Don't call me babe. Don't call me feisty. In fact, in professional situations, can we just stick to my name?
I took umbrage reading the often sexist media coverage of the cabinet reshuffle's new front line of female MPs women, but what really got my goat, so to speak, was when Spectator blogger Melanie McDonagh described one, Pritti Patel, as "feisty"
Forthright and strong she may be, but, much like calling someone "bossy", feisty is one of those uniquely patronising descriptors usually only levied at women, which suggest she needs in some way, to pipe down - in other words, to know her place.
I too have been described thus, by, at the time, my boss, and it wasn't intended to be flattering. Over the course my working life, I've been called a multitude of labels, or what you might term "endearments" - except that these labels were directed at me by people who were colleagues rather than friends.
Whether it's a senior man calling me "pet", or a senior woman - she was of South African origin - passive aggressively calling me "chook", or my old boss, describing me to the entire office during a promotion as "feisty," it irked me, however inoffensively it may have been intended.
Each time I've stood my ground and asked to be called by my name, perhaps earning me my reputation as being outspoken - read "feisty" - as if this simple courtesy was in some way ruder than being called a pet name in the first place. But this is probably because, in speaking my mind, I turned the tables on the - usually senior - person who, by calling me a patronising name attempted to gently undermine me or subtlety denigrate.

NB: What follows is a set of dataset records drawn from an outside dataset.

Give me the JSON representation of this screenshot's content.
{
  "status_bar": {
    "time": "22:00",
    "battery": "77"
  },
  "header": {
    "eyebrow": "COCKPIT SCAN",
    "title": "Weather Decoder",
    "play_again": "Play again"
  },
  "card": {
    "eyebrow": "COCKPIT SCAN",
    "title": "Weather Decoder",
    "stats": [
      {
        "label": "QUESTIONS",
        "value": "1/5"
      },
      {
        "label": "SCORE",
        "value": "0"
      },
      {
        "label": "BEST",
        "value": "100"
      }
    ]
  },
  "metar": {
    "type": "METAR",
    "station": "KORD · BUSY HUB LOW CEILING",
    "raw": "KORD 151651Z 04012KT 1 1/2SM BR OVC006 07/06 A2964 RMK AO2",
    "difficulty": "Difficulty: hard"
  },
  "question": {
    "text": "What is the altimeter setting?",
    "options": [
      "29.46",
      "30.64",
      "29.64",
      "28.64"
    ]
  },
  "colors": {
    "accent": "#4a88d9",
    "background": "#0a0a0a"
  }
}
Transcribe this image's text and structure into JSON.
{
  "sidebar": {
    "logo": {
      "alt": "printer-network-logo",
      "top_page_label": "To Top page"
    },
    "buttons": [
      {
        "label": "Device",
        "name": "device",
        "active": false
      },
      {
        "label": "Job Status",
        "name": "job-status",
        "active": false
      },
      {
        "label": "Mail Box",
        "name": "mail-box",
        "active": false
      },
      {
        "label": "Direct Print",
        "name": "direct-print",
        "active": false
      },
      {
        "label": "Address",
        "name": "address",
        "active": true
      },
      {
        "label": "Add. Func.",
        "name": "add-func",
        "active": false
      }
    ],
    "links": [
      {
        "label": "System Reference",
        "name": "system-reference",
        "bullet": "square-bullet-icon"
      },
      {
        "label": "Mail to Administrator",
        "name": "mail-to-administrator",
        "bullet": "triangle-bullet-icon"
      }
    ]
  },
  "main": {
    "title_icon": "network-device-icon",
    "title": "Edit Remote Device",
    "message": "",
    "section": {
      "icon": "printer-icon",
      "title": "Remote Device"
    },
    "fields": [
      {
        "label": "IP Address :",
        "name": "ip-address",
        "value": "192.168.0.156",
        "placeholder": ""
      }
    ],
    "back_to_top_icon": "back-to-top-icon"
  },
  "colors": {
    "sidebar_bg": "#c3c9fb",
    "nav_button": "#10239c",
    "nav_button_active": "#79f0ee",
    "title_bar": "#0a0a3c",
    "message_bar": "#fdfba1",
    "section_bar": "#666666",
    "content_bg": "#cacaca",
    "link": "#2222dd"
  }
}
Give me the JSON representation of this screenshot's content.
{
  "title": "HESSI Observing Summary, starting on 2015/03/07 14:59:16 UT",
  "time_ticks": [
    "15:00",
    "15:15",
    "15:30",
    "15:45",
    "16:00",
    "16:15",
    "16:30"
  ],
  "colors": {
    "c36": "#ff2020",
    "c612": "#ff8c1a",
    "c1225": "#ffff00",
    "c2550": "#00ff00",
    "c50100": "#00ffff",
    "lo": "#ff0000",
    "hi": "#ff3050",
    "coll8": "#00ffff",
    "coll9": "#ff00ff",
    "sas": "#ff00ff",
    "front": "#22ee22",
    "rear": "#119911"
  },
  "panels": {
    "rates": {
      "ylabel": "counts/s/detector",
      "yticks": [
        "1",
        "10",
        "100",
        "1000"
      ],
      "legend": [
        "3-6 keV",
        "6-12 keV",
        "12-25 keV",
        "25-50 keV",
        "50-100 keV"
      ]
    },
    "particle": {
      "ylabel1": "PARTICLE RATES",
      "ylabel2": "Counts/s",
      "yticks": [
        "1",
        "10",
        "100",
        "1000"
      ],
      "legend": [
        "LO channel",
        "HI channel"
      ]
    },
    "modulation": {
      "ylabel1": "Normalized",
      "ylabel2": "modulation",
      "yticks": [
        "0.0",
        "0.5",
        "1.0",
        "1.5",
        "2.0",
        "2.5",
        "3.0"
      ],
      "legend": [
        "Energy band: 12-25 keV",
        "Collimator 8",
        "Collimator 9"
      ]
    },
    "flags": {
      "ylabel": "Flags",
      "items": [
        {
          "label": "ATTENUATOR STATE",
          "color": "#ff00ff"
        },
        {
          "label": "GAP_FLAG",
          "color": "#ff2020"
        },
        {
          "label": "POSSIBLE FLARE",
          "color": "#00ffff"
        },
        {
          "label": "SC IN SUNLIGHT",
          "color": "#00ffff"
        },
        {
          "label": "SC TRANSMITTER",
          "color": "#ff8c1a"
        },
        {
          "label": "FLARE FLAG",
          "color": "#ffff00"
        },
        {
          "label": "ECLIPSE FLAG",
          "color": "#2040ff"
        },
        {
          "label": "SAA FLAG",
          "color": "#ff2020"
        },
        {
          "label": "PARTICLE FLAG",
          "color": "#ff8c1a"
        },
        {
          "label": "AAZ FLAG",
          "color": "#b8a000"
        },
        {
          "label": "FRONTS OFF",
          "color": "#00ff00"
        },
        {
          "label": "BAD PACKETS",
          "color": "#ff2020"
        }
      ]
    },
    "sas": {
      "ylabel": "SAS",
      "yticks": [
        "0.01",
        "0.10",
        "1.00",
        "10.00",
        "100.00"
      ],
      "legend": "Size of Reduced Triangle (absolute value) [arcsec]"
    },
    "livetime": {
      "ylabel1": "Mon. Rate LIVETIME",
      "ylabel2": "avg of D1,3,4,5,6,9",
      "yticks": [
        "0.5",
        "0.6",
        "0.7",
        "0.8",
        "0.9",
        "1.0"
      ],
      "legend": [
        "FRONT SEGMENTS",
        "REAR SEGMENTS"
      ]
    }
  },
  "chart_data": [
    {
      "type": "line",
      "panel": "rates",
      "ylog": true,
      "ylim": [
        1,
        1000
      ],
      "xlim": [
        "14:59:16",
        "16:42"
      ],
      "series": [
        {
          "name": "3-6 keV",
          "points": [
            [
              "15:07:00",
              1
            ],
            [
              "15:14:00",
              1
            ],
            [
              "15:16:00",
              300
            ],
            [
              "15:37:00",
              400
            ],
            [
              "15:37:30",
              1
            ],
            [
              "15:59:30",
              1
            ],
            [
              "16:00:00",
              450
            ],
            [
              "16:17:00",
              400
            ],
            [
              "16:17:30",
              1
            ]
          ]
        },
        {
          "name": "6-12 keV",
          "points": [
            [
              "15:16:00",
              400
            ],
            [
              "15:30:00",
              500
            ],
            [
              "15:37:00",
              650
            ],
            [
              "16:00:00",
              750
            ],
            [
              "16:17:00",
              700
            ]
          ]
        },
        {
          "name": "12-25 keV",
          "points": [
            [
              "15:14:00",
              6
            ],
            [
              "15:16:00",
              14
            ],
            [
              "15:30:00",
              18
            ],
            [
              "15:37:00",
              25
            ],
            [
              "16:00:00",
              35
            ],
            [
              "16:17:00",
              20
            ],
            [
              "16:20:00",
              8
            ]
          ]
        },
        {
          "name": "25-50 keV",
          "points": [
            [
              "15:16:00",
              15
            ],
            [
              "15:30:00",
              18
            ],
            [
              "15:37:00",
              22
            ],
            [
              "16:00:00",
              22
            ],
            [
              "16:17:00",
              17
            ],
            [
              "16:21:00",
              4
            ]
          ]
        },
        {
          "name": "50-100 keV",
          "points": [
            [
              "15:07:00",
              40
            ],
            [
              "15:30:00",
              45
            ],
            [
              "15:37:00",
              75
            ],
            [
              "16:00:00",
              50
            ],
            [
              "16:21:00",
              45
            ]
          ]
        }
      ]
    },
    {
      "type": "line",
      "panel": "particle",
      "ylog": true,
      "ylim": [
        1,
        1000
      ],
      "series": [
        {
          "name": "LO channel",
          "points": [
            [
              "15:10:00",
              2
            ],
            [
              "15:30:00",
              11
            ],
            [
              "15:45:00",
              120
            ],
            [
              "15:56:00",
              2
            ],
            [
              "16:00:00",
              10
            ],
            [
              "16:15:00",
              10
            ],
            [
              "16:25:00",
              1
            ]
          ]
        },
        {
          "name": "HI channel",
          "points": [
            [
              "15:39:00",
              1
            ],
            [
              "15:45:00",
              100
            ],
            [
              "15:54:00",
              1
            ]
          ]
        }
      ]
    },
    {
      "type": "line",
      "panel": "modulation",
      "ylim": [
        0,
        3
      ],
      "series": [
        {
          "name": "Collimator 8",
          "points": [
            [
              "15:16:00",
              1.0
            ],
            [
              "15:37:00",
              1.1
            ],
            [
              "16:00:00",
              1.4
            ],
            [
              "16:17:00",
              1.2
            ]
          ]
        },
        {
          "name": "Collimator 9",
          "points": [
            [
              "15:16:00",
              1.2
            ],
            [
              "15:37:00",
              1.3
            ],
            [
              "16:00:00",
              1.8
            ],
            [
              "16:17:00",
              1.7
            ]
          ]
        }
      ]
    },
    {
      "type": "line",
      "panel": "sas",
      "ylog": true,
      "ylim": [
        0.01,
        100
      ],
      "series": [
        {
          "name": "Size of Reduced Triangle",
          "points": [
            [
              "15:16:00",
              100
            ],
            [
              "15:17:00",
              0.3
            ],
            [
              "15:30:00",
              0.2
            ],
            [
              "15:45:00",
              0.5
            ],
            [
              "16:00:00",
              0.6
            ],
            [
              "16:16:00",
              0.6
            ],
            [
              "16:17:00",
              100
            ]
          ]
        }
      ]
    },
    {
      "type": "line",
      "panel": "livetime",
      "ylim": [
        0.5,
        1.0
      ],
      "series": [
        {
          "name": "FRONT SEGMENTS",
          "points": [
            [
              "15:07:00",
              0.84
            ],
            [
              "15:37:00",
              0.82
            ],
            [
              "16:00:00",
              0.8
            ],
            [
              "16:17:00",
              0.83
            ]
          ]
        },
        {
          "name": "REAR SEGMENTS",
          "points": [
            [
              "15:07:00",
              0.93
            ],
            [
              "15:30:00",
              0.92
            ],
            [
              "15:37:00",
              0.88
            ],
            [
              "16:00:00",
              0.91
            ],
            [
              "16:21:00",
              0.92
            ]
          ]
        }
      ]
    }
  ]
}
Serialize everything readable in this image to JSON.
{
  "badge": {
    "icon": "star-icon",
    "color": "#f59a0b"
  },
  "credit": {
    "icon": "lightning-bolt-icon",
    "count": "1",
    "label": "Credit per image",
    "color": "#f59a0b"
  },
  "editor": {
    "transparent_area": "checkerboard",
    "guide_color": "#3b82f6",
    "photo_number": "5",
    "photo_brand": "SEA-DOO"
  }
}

In my book, calling someone something other than their name in a professional situation is invariably more about power than friendliness. By and large, I avoid "pet names" at work - I feel there's too much risk of unintentionally crossing a line. Although, when dealing with much younger members of staff, I've have perhaps lapsed into the odd "m'dear"or even "hon" if I've temporarily misplaced someone's name, particularly if they are new and I'm trying to make them feel welcome. But even so, I recognised I was doing it because in that situation I had the upper hand. My bad. This is why I'm sensitive to it from others.
But over familiarity should be used with caution in the workplace - if you`re "in" with a particular group - usually those higher up the tree, jocular name calling can be isolating to those not included in the clique. Nicknames often reek of a boy's club mentality, which is often both exclusive and small c conservative, even on the rare occasion a woman is admitted to the bantering ranks.
Which is why I found myself bristling at the media's barrage of patronising descriptors levied at the women who promoted to the front lines of government: variously described as "girls" in the Daily Mail, its coverage naturally centred on fripperies: looks and clothes, with poor attractive Esther McVey described as "sashaying" into Downing Street, a uniquely feminine adjective, if ever there was one. Objectification aside, using belittling descriptors such as "girls" or "feisty" is designed to deprive women of authority and is almost always inappropriate - and basically sexist.
Calling women names has been used throughout history as a way of maintaining power and the status quo, and I don't want to stand for in the workplace, however this may make me appear "bristly", "standoffish" or in any other way, "the office bitch". But I know that I wouldn't dream of calling my boss "mate" or any other label or term of "endearment" when they have the power to hire or fire me.
Unless expressly invited to, I try to keep it neutral. And just because I may be relatively "junior," I should still command the same professional respect.